= Material adverse change =

Change reducing the value of a company

In the fields of mergers and acquisitions and corporate finance, a material adverse change (abbreviated MAC), material adverse event (MAE), or material adverse effect (also MAE) is a change in circumstances that significantly reduces the value of a company. A contract to acquire, invest in, or lend money to a company often contains a term that allows the acquirer, investor, or lender to cancel the transaction if a material adverse change occurs. Where an acquiring company uses its own shares as part of the consideration paid to acquire another company, or in a merger of two companies, the contract may provide that either party to the transaction can cancel it if a material adverse change significantly reduces the value of the other party.

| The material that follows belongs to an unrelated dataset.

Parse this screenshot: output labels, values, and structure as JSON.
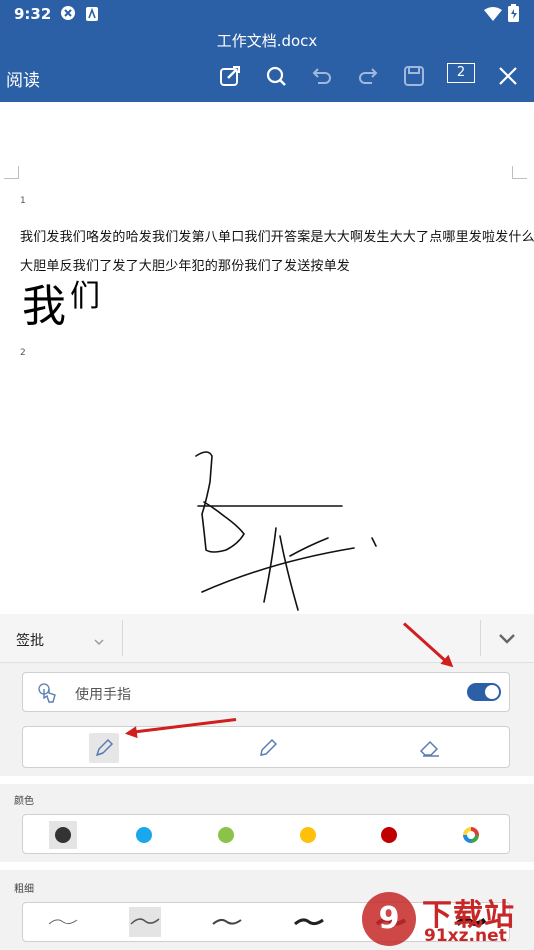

Large transactions often require a long period of time between the signing of a contract and completion of the transaction. For example, time may be required to obtain approval of the transaction by government agencies, shareholders, labor unions, lenders, or others. Until the transaction is completed, the companies involved go on about their business and are subject to risks.

Contract terms that deal with material adverse changes are carefully negotiated by the parties and take into account the relevant circumstances of each party. Thus, the definition of material adverse changes is unique to each contract.

When a party to a contract claims that a material adverse change had occurred and refuses to complete the transaction on that ground, the other party may disagree and litigation may ensue. One notable example of this was the planned acquisition of SLM Corporation (formerly known as Sallie Mae) by a group including Bank of America and JPMorgan Chase. In the United States, much of this litigation occurs in the Delaware Court of Chancery because many large American companies are organized under Delaware law. According to a precedent of that court, the party that seeks to avoid completion of a transaction must prove that a material adverse change as defined by the parties' contract has occurred.